Finalement il y aura une nouvelle vie pour Voivod alors que ses membres pensaient en terminer avec l'aventure de la légende canadienne après la disparition tragique et bien trop brutale de Denis "Piggy" D'Amour en 2005. Deux albums avaient suivi cet évènement, "Katorz" sorti en 2006 et "Infini", sorti en 2009, qui contenait ses ultimes contributions. Finalement la musique l'a emporté et pour ce retour, Michel Langevin et Denis Bélanger ont rebâti leur line up. Jason Newsted a été remplacé par le bassiste d'origine du groupe, Jean-Yves Thériault et Daniel Mongrain a intégré définitivement le groupe, mettant fin aux deux versions du groupe, une scénique et une pour le studio.
La gestation de ce "Target Earth", 13ème offrande de Voivod, a été longue.

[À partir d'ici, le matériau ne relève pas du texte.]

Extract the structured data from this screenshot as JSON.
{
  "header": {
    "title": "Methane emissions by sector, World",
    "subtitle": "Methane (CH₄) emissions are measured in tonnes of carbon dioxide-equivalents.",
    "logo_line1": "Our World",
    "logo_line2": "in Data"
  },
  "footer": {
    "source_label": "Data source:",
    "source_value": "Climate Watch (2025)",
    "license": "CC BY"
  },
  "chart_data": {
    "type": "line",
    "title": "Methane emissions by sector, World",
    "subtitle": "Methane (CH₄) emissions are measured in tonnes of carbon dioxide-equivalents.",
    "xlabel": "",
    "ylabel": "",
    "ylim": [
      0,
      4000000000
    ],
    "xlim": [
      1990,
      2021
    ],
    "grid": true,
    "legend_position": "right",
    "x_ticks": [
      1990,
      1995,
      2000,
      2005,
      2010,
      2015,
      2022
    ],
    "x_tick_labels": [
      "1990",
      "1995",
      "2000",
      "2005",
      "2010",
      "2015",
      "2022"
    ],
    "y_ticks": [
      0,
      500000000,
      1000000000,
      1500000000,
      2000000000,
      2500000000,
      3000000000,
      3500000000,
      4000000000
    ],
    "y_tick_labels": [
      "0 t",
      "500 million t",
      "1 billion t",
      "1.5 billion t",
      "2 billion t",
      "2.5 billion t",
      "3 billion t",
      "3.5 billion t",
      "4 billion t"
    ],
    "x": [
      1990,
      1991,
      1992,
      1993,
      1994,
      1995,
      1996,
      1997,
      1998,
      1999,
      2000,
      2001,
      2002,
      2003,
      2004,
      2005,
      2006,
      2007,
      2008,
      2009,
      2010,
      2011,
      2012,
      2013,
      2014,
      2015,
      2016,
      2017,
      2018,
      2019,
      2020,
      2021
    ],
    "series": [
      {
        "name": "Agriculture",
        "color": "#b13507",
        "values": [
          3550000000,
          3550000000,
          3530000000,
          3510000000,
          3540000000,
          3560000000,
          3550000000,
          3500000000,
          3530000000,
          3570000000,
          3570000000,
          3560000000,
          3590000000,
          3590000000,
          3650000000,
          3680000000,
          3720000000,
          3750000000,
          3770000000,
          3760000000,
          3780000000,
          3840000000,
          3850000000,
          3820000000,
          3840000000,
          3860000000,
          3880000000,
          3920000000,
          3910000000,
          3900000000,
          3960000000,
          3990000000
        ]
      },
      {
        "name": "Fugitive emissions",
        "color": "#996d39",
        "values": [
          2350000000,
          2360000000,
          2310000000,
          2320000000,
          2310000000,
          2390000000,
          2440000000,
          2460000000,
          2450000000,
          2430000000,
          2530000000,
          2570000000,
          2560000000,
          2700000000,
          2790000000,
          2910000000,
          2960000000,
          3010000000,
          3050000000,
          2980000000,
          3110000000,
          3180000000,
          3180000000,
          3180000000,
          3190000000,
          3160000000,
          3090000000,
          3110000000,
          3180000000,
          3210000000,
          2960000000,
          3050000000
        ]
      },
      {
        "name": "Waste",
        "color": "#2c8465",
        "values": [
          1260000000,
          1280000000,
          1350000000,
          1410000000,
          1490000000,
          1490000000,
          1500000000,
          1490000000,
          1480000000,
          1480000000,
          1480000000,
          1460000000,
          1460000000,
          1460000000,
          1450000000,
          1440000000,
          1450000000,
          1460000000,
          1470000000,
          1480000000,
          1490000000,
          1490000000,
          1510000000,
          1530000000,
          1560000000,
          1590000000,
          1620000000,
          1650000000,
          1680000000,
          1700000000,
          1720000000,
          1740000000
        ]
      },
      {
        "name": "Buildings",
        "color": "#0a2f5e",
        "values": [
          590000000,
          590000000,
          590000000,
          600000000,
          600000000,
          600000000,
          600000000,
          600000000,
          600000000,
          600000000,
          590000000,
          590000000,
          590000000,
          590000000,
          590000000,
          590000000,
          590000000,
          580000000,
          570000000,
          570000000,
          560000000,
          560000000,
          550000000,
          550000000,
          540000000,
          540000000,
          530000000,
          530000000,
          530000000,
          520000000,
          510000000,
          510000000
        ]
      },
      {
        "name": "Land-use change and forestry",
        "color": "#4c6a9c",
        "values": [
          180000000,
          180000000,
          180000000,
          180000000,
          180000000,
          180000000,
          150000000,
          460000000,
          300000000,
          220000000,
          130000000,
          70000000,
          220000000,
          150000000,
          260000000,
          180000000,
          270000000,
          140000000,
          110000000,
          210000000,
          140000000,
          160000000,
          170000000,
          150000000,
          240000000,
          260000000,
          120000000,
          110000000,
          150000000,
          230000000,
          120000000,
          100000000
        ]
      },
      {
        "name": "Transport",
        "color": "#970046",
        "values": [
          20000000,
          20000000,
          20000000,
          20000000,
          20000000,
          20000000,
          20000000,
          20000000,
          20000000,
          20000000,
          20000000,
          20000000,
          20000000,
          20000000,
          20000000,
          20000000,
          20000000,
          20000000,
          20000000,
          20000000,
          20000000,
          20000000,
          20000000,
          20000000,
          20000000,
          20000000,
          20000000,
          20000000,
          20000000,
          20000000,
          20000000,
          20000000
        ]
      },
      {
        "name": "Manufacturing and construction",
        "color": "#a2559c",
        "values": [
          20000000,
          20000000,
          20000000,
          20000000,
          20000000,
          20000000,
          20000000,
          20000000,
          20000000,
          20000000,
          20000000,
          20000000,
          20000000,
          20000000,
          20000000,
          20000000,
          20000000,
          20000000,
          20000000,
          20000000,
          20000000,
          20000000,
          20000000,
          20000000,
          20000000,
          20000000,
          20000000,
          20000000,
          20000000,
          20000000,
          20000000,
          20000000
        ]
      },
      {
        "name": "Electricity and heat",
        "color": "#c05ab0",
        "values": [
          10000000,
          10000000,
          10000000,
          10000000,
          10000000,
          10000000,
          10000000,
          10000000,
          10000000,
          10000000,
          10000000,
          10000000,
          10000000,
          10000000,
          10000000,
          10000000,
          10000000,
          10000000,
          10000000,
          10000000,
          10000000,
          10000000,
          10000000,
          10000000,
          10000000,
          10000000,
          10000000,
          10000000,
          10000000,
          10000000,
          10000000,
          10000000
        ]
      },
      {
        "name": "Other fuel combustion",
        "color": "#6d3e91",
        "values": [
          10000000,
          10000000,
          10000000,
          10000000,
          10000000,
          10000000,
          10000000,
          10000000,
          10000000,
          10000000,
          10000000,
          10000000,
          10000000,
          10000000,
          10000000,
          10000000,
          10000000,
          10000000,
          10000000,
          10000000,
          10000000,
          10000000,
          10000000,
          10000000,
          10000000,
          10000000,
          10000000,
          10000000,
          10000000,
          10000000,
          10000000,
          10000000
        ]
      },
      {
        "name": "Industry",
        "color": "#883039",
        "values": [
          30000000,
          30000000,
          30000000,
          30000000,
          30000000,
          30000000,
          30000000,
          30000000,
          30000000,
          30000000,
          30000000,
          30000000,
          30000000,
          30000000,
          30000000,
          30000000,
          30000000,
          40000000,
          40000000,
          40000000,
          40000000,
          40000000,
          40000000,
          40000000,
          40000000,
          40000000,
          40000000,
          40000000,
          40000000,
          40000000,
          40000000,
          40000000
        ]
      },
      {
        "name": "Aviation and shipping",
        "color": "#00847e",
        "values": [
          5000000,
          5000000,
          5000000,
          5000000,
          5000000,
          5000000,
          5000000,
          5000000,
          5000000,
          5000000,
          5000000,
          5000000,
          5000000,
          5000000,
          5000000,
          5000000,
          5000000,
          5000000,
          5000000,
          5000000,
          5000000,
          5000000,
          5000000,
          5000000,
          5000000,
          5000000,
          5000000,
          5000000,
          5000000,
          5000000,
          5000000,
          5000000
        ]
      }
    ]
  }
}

Commencée en 2010 sans certitudes, elle aboutira finalement courant 2012 sur un retour aux sources. Car si la pochette renvoie clairement au 1er album, "War And Pain", c'est surtout musicalement que Voivod revient à ses origines, entre "Killing Technology" et "Dimensions Hatröss", avec un cyber thrash complexe, froid et difficile d'accès.
Voivod n'innove plus mais il excelle à retrouver les bases d'un son qu'il a créé et nous fait oublier des albums récents sympathiques mais convenus. Mongrain à la guitare est bluffant tant il marche avec classe dans les traces de Piggy sans pour autant le copier. Son jeu est inventif, explosif, technique et porte la marque Voivod avec nombre de dissonances et de changements rythmes surprenants et habités. A ses côtés Denis Bélanger garde ce timbre si personnel, savant mélange de punk et de thrash mais avec un côté sombre et clair aux limites de la new wave.
Comme à son habitude, le groupe a ajouté à son metal des éléments jazzy et progressifs qui lui confèrent ce son si particulier. Il en ressort un disque particulièrement brillant qui regorge d'excellents titres tels "Target Earth", "Mechanical Mind" ou encore "Resistance". Ces morceaux sont pour la plupart hypnotiques et emprunts d'une certaine solennité conférée par le chant habité de Snake Bélanger. Les multiples changements de tempo entre heavy thrash et wave nous plongent dans un univers schizophrénique fortement stressant avec en plus un chant en français qui contribue beaucoup à donner un aspect robotique à l'ensemble, exercice de style que chérirait un S.U.P. On distinguera enfin "Warchaic", véritable monument musical de plus de 7 minutes qui touche à tout les styles, du thrash à la wave hypnotique, le tout saupoudré de passages jazzy.
Avec ce "Target Earth", Voivod signe un retour en forme inespéré. En choisissant de se détacher du passé et d'avancer, la formation canadienne a pris un pari courageux mais payant qui lui permet de retrouver toute sa force créatrice. Amateurs de musique extrême, à la fois racée, technique et intelligente, foncez sur ce disque ! Il est l'un des plus réussis dans le genre depuis bien longtemps.